Paper Review - Binary Translation Using Peephole Superoptimizers

This post is a review of a paper that was published in the Operating Systems Design and Implementation conference (OSDI) 2008:

Binary Translation Using Peephole Superoptimizers
Sorav Bansal and Alex Aiken, Stanford University
URL: http://www.usenix.org/events/osdi08/tech/full_papers/bansal/bansal.pdf

This is one of my new favorite papers from OSDI. They propose a novel application of techniques found in superoptimizers: automatic learning of translation rules that can be used to construct binary translators. They provide a method of determining optimal register mappings between architectures, and implement their approach. They use the implementation to generate translation rules, thereby constructing a static binary translator. PowerPC is used as the source architecture, and the target instruction set is x86. Experimental results are shown, that measure the runtime of translated code, compared with the native execution. Micro-benchmarks (lmbench) and larger benchmarks (specint) are the experimental workloads.

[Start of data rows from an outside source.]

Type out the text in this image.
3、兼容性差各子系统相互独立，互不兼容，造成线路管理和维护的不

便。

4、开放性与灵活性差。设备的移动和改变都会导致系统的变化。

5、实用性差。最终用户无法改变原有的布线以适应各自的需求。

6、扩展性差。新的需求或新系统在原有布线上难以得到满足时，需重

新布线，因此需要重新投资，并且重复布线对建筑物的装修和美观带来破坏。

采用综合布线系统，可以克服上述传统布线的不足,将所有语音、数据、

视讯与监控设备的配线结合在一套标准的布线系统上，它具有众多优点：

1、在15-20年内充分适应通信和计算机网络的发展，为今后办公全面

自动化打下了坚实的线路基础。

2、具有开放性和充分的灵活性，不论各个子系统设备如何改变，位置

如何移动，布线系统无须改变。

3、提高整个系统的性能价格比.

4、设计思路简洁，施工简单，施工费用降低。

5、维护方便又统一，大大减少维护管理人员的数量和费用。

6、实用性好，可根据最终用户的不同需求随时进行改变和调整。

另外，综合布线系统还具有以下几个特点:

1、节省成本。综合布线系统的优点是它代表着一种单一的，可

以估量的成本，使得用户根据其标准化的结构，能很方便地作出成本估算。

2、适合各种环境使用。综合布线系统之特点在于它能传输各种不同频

The following are some rough notes that I made just after reading this paper. I'll try to tweak my original notes a little, so they seem more coherent to the reader:

One really interesting thing about this work is that they use qemu on a linux-x86 host to compare performance and results of instruction sequences executing on an emulated PowerPC platform. Although the paper didn't say much about how they actually ran their experiments, I assume that they batch two phases: 1) train with sequences found on the powerpc platform, and record all of the state change and performance results, 2) feed the results from (1) into the x86 half of their implementation, discovering the translation rules. They didn't say much about how certain information about the architectures is encoded, such as register layout, flags, but did mention how they handled the stack and heap. I'm assuming the architectural details and general info about the instruction set encoding could be represented in some high-level interpreted language or configuration file.

Their approach is computationally complex, so it takes about a week to get a good set of rules. One source for additional research would be to look into optimizations for the approach. Pruning the search tree of possible sequences and finding register mapping more efficiently are particular examples. However, once the translation rules are found, the binary translator can be used with minimal overhead (avg ~67% native in their case).

Interestingly, the translated code often performed better than the native on microbenchmarks. This, they mention, could be due the fact that code is fundamentally easier to optimize on a RISC architecture such as PowerPC. When that highly optimized code is then translated to x86, a CISC architecture, the translated code is better optimized than the native x86 instructions used in the benchmarks. One thing to note here is that it is very difficult to compare performance across different architectures, so in general, this is a touchy subject. However, the approach in this paper is using relative execution costs, to find the best possible translation sequence of instructions such that performance is optimized and correctness is ensured. Also, I'm assuming all comparisons are done between translated x86 code and native x86 code from the x86 versions of the benchmarks (with some unspecified level of optimization).

Experiments were only performed on a static translator, although they do explain that their method could be theoretically applied to a dynamic translator. They calculate the overhead that would result from dynamic translation, and try to compare, but I'm not quite sure their analysis is correct, have to check this. I think they are ignoring the fact that there will be repeated
invocations of the algorithm that determines the best register mapping, as the register mappings change with different sequences of instructions. It seems like a bad idea to keep changing the register mappings, because the memory layout of the translation cache and representation of the virtual cpu will change continuously. However from my experience implementing a dynamic translator, the translation overhead is typically very low compared to the overhead due to low instruction quality (execution time of the instructions from the cache). The only difference in my case was that my source and destination were the same architecture (roughly), so the translation module itself was very efficient, also since many of the instructions had identical translations (and it was a RISC architecture). The point here is, that I think it is an open problem whether or not a performant dynamic translator would result from this work, although I am optimistic.

What I mostly learned from this paper is the material on superoptimizers. It makes sense that this would be a natural application, and I think that it's a good overlap between OS and Programming Languages. Also, it was good to get a review on issues in binary translation, which I have a lot of knowledge of (certainly, from implementing a full-system dynamic binary translator from scratch!). The paper touched on a large numbers of the problems I had to deal with during implementation. They don't go into too much depth on any one of these, but it definitely jogged my memory and made me remember the additional things you have to worry about when the translator is dynamic.

Unfortunately, I don't think their contribution can be applied to writing a same-architecture translator that includes translation of kernel code (full-system), with much reduction on the engineering effort. This is because much of the engineering complexity in this case has to do with branch handling, spilling/filling registers, exception handling and redirection, emulating memory accesses to protected data or memory mapped I/O, emulation of interrupt logic and low-level devices (ie, timer, serial port), and synchonizing resources among emulated threads. Additionally, a translator that translates between the same source and target instruction sets trivializes many of the translation rules, because many non-priveleged instructions will have identical translations. But, for a basic survey of fundamental binary translation issues for mostly user-level code between different instruction sets, this is a good paper.